Volkswagen Golf R-Line

"The Volkswagen Golf R-Line aims to bring some of the sports appeal seen in the Golf R into other versions of its hatch."

The Volkswagen Golf R-Line is the German brand's attempt to distill some of its sporting prowess found in the Volkswagen Golf R hatchback into a lesser Golf model. The R-Line is designed to be a cheaper and more economical alternative to the full-fat Golf R but still provides at least a decent amount of the R hatchback's design and performance appeal.

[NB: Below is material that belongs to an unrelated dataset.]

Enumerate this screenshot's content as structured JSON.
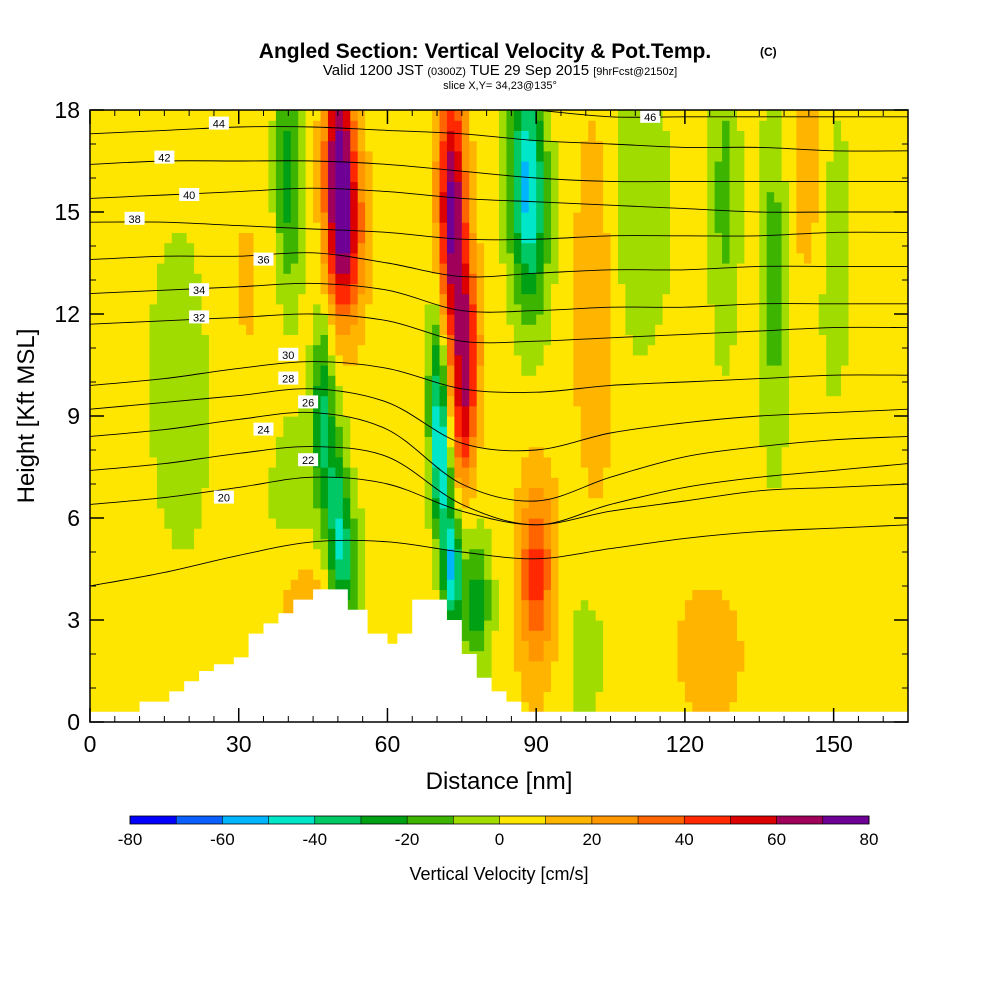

The Golf R-Line has a decent amount of kit as standard, with the most notable features being a unique R-Line bodykit and Volkswagen's Discover satellite navigation system. The infotainment suite has a CD player, Bluetooth connectivity and a DAB radio and the R-Line also has adaptive cruise control as standard.

The R-Line has a choice of two engines that seem to deliver a good amount of power and decent fuel economy. The 1.4-litre turbocharged TSI petrol produces 148bhp and a 0-62mph time of 8.2 seconds, but thanks to its BlueMotion technology, it's still capable of up to 58.9mpg. Its carbon dioxide emissions can be as low as 109g/km, so annual road tax is just £20.

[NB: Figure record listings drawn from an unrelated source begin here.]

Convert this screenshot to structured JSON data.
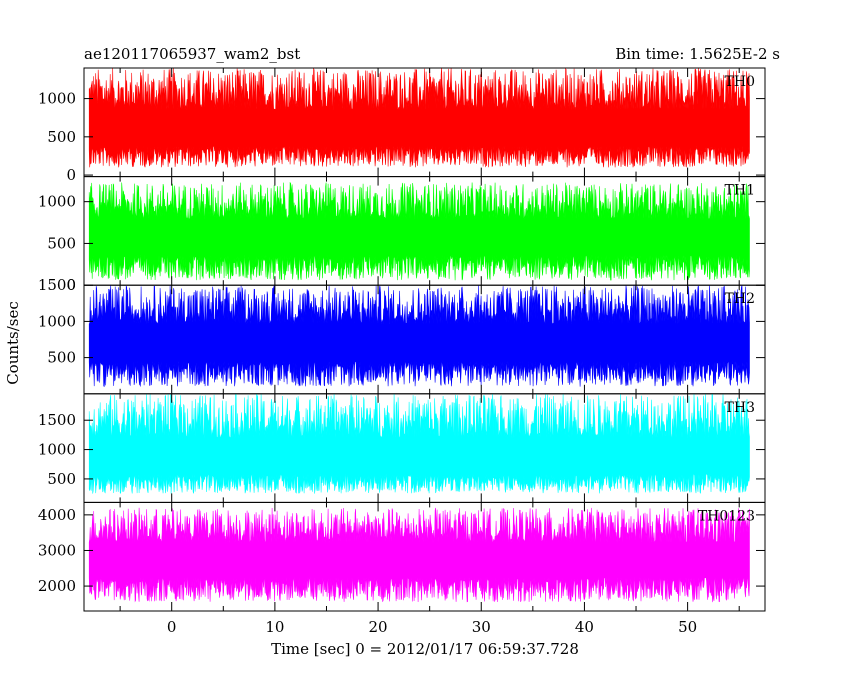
{
  "chart_data": {
    "type": "line",
    "title_left": "ae120117065937_wam2_bst",
    "title_right": "Bin time: 1.5625E-2 s",
    "xlabel": "Time [sec] 0 = 2012/01/17 06:59:37.728",
    "ylabel": "Counts/sec",
    "xlim": [
      -8.5,
      57.5
    ],
    "x_data_range": [
      -8.0,
      56.0
    ],
    "x_ticks": [
      0,
      10,
      20,
      30,
      40,
      50
    ],
    "grid": false,
    "panels": [
      {
        "name": "TH0",
        "color": "#ff0000",
        "ylim": [
          -20,
          1400
        ],
        "y_ticks": [
          0,
          500,
          1000
        ],
        "mean": 560,
        "low": 100,
        "high": 1400
      },
      {
        "name": "TH1",
        "color": "#00ff00",
        "ylim": [
          0,
          1300
        ],
        "y_ticks": [
          0,
          500,
          1000
        ],
        "mean": 560,
        "low": 60,
        "high": 1230
      },
      {
        "name": "TH2",
        "color": "#0000ff",
        "ylim": [
          0,
          1500
        ],
        "y_ticks": [
          500,
          1000,
          1500
        ],
        "mean": 680,
        "low": 100,
        "high": 1500
      },
      {
        "name": "TH3",
        "color": "#00ffff",
        "ylim": [
          100,
          1950
        ],
        "y_ticks": [
          500,
          1000,
          1500
        ],
        "mean": 800,
        "low": 250,
        "high": 1950
      },
      {
        "name": "TH0123",
        "color": "#ff00ff",
        "ylim": [
          1300,
          4350
        ],
        "y_ticks": [
          2000,
          3000,
          4000
        ],
        "mean": 2700,
        "low": 1550,
        "high": 4200
      }
    ]
  }
}
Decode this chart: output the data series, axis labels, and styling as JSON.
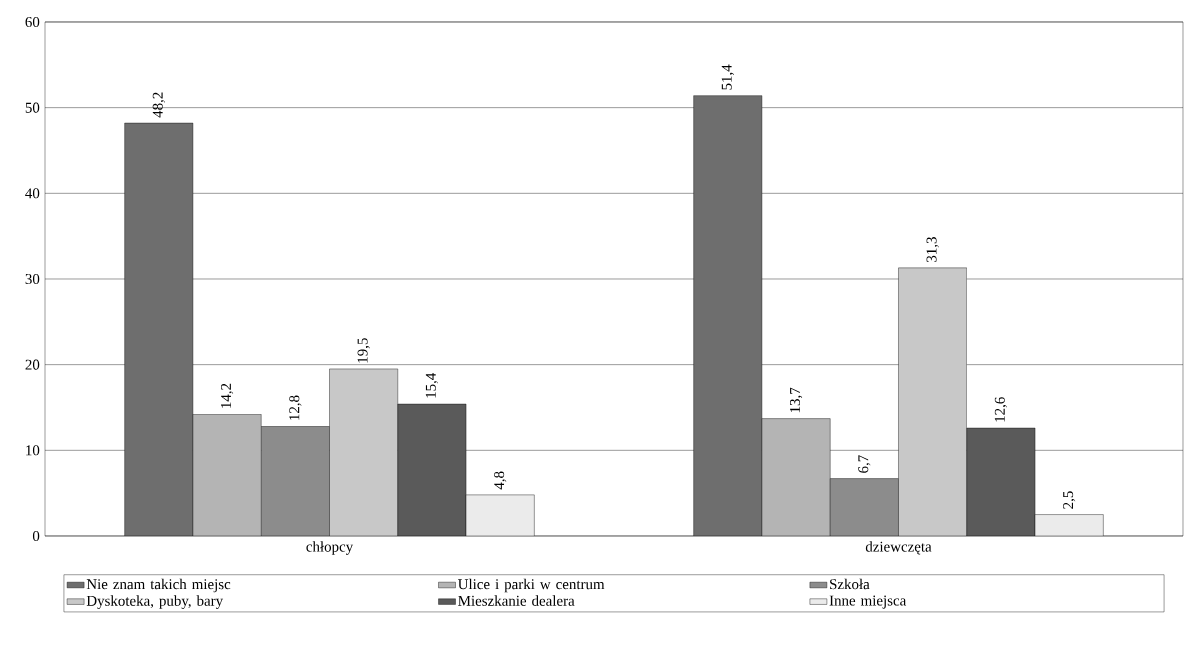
{
  "chart_data": {
    "type": "bar",
    "categories": [
      "chłopcy",
      "dziewczęta"
    ],
    "series": [
      {
        "name": "Nie znam takich miejsc",
        "color": "#6e6e6e",
        "values": [
          48.2,
          51.4
        ],
        "value_labels": [
          "48,2",
          "51,4"
        ]
      },
      {
        "name": "Ulice i parki w centrum",
        "color": "#b4b4b4",
        "values": [
          14.2,
          13.7
        ],
        "value_labels": [
          "14,2",
          "13,7"
        ]
      },
      {
        "name": "Szkoła",
        "color": "#8c8c8c",
        "values": [
          12.8,
          6.7
        ],
        "value_labels": [
          "12,8",
          "6,7"
        ]
      },
      {
        "name": "Dyskoteka, puby, bary",
        "color": "#c8c8c8",
        "values": [
          19.5,
          31.3
        ],
        "value_labels": [
          "19,5",
          "31,3"
        ]
      },
      {
        "name": "Mieszkanie dealera",
        "color": "#5a5a5a",
        "values": [
          15.4,
          12.6
        ],
        "value_labels": [
          "15,4",
          "12,6"
        ]
      },
      {
        "name": "Inne miejsca",
        "color": "#ebebeb",
        "values": [
          4.8,
          2.5
        ],
        "value_labels": [
          "4,8",
          "2,5"
        ]
      }
    ],
    "ylim": [
      0,
      60
    ],
    "yticks": [
      0,
      10,
      20,
      30,
      40,
      50,
      60
    ],
    "grid": "y",
    "legend": "bottom"
  }
}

The 2.0-litre diesel also produces 148bhp and has a similar 0-62mph time of 8.6 seconds. Fuel economy is marginally better, by around 3mpg, and when it's equipped with the six-speed manual it has emissions of 106g/km.

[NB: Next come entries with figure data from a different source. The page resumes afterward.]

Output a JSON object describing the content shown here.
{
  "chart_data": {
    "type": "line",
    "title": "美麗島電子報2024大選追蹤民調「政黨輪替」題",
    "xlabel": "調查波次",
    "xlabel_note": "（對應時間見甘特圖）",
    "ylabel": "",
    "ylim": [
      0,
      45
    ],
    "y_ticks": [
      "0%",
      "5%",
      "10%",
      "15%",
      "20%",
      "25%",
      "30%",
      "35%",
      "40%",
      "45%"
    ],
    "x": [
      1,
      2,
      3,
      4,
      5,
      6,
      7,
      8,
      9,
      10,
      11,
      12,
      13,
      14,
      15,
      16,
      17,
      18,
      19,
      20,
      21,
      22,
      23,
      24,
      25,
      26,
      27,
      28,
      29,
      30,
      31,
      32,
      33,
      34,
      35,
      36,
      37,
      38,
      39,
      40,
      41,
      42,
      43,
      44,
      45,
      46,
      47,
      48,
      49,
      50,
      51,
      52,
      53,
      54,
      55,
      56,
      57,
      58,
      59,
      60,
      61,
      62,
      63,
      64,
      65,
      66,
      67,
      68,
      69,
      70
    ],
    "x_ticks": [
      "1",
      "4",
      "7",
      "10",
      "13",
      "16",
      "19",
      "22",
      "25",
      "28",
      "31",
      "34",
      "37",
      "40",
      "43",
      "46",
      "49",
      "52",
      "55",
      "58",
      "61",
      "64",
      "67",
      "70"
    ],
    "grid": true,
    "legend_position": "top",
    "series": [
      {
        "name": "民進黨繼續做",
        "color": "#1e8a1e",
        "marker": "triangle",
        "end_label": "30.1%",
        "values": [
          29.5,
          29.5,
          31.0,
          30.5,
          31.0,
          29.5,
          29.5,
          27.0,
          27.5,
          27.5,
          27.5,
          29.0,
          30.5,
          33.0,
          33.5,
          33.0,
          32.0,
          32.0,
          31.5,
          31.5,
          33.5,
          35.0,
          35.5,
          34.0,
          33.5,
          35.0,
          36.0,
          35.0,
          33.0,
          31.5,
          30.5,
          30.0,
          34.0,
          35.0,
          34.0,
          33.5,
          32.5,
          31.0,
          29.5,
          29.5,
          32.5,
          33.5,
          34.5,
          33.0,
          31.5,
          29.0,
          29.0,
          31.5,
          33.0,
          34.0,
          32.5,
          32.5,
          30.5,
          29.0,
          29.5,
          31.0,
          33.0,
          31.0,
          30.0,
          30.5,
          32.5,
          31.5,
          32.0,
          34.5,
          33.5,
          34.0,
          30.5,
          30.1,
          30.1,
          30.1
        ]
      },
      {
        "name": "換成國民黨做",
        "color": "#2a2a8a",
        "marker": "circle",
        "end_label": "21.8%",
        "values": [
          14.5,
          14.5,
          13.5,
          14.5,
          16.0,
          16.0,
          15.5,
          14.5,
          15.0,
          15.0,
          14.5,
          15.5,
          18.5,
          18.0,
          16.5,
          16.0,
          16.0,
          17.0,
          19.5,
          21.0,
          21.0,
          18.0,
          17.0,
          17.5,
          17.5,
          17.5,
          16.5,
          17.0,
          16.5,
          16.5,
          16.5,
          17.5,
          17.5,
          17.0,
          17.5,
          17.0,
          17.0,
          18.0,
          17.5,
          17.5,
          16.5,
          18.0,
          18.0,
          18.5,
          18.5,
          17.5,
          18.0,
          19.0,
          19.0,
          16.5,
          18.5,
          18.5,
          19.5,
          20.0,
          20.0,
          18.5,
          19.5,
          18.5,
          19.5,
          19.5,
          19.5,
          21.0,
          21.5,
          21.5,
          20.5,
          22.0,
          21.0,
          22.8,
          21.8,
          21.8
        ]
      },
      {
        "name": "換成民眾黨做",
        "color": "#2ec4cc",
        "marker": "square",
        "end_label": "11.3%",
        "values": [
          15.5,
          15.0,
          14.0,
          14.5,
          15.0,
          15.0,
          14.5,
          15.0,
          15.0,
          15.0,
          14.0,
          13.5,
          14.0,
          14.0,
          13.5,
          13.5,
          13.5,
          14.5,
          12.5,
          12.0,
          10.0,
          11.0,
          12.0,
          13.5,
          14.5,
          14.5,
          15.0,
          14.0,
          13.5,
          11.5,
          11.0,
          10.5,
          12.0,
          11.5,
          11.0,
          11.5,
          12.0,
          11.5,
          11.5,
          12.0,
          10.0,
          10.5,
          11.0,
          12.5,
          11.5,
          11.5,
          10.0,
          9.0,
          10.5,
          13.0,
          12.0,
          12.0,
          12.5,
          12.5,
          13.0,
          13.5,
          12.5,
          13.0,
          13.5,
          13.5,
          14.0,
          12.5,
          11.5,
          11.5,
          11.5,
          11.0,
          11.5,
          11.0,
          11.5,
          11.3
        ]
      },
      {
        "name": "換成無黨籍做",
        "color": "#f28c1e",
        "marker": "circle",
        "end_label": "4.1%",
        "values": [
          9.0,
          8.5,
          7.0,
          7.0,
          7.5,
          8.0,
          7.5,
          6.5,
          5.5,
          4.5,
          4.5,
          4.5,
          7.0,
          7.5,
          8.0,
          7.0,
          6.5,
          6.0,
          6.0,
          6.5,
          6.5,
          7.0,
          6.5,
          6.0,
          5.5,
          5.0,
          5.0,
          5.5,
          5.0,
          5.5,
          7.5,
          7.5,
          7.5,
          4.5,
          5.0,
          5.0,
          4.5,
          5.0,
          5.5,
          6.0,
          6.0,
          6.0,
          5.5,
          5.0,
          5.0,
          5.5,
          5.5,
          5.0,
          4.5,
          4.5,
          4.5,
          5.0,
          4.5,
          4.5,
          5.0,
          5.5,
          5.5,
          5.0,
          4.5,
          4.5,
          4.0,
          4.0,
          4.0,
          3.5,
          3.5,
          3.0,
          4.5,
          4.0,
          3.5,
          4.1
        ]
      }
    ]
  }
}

Weirdly, the slick seven-speed DSG paddle-shift automatic gearbox is only available on five-door models, which is a slightly strange business move that Volkswagen seem to have used across the Golf range.

Good points

The Golf R-Line certainly looks the part, with its large alloy wheels and racy bodykit taking centre stage. It will certainly take a seasoned car enthusiast to tell the difference at a first glance.The Golf is impeccably built inside; its robust controls, high-grade materials and solid build quality are classic Volkswagen. It's a wonder why anyone would go for the massive 2.0-litre TDI diesel when the smaller, lighter, faster and almost as economical 1.4-litre TSI petrol is part of the R-Line's engine options.

Bad points

Despite having kit like satellite navigation and adaptive cruise control, the Golf R-Line lists automatic climate control, a reversing camera and leather seats as options. An Audi A3 S line is a similar price and comes with more luxuries for your money.It's quite a minor point, but those looking for the seven-speed DSG automatic gearbox will have to stump up extra money to have a five-door model, whether they want it or not.Although the R-Line looks the part, if you ever see a Volkswagen Golf GTI or Volkswagen Golf R on the road, you may feel like you opted for second best.

What you get

  • Alloy wheels
  • Folding rear seats
  • Alarm
  • Rear parking sensors
  • Tyre pressure sensors
  • Passenger & Driver airbag
  • Front side airbags
  • Curtain airbags
  • Front fog lights
  • Manual air conditioning
  • Front electric windows
  • Single CD player
  • AUX stereo input
  • DAB Radio
  • Cruise control
  • Sat nav
  • Stop/Start
  • Automatic wipers
  • Sports seats
  • Rear electric windows
  • Bluetooth

Recommended optional extras

  • Climate control
  • Parking pack

Our choice

We'd choose the 1.4-litre TSI petrol in a hearbeat. The fuel economy and emissions benefits of the diesel are marginal enough where road tax costs are no different. It's quicker too, if only by half a second.